Tennis
Jannik Sinner, numero 1 del tennis mondiale: dopo Cincinnati, gli Us Open
Jannik l’ha imparato in fretta cosa significa essere Sinner. Vivere da numero 1. Non è un titolo, è un obbligo. Non basta averlo conquistato: ogni settimana va difeso, ogni lunedì può svanire nelle classifiche. E chi si ferma paga subito. A Cincinnati si è presentato in finale contro Carlos Alcaraz senza le energie per giocarla davvero. Cinque game da automa, svuotato; il ritiro. Non avrebbe dovuto esserci, ma un numero 1 non ha scelta: deve scendere in campo comunque, anche a rischio di crollare. Quel “basta” non è stato solo un gesto di stanchezza. È la crepa che mostra quanto fragile sia la vetta.

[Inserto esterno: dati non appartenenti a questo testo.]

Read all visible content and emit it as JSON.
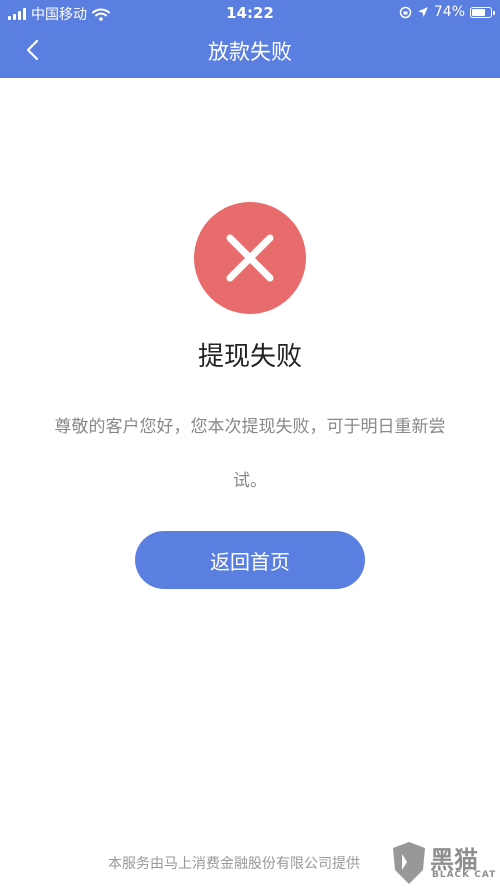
{
  "status_bar": {
    "carrier": "中国移动",
    "time": "14:22",
    "battery": "74%",
    "battery_level": 0.74
  },
  "nav": {
    "title": "放款失败",
    "back_icon": "chevron-left-icon"
  },
  "result": {
    "icon": "close-icon",
    "icon_color": "#e86c6c",
    "title": "提现失败",
    "message": "尊敬的客户您好，您本次提现失败，可于明日重新尝试。"
  },
  "actions": {
    "home_label": "返回首页"
  },
  "footer": {
    "text": "本服务由马上消费金融股份有限公司提供"
  },
  "watermark": {
    "text": "黑猫",
    "sub": "BLACK CAT"
  },
  "colors": {
    "brand": "#5b7fe0",
    "error": "#e86c6c"
  }
}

Da quando è salito in cima alla classifica poco più di un anno fa - primo italiano nella storia - Sinner non ha più avuto tregua. Ogni torneo è un esame, ogni passo falso un processo. Il ranking non è più un traguardo, ma un tribunale.
E il verdetto arriva ogni settimana. Se vinci, confermi. Se ti fermi, sei colpevole. Ora la matematica dice che agli US Open (lo Slam alle porte), Sinner difende 2.000 punti. Alcaraz solo 50. Se lo spagnolo arriverà in fondo e l’azzurro no, il sorpasso sarà inevitabile. Ma il punto non è questo.
Il fatto, piuttosto serio, è che Sinner ha tenuto in piedi una stagione che il tennis di oggi non perdona. Ha scontato tre mesi di squalifica per una sostanza senza dolo, che lo ha tenuto lontano da Indian Wells, Miami, Montecarlo, Madrid. È rientrato a maggio. Da lì in poi ha fatto prodigi non pronosticati: finale a Roma, finale a Parigi, ha vinto Wimbledon.
In tre tornei pesanti è arrivato sempre fino all’ultimo giorno. Non sopravvivenza, ma crescita esponenziale. Ha imparato a stare sulla terra (rossa), ha conquistato l’erba, ha limato ogni dettaglio del suo gioco a partire dal servizio. Eppure basta un ritiro per far ripartire i dubbi. È il paradosso: più diventa forte, più diventa vulnerabile. Perché nel tennis moderno non basta vincere: bisogna vincere sempre.
Il numero 1 non protegge, espone. Ogni frenata diventa un referendum.
Per di più gli avevano dato del robot. Freddo, calcolato, incapace di emozionare. Ma i robot non si fermano. Lui, il perfezionista, sì. E lo ha fatto davanti a tutti, mostrando che dietro la calma c’è anche la fatica. Indicibile. Dietro la disciplina c’è un ragazzo di 23 anni che sa dire basta prima di farsi male. Molto male.
Carlos Alcaraz, più giovane di lui e già numero 1 più precoce della storia del tennis, lo ha capito. Nessuna esultanza, solo un abbraccio e un “Sorry Jannik” scritto sulla telecamera. Non era un gesto di rivalità, ma il riconoscimento di chi sa davvero quanto costi vivere lassù a dispetto delle vacanze a Ibiza. Più in alto di tutti, ma anche più solo di tutti.
Sinner, sia chiaro, non ha bisogno di consolazioni, buonismo; di alibi. Ha già cambiato la storia del tennis italiano. Se perderà il numero 1, tornerà a prenderselo. Se non lo farà (e la vediamo durina), resterà comunque ciò che è: un campione che non ha mai venduto nulla, nemmeno la propria fatica.
Il vero choc non è che un numero 1 si fermi. Il vero choc è pensare che per esserlo debba rinunciare alla sua parte più umana. Jannik, uno di noi.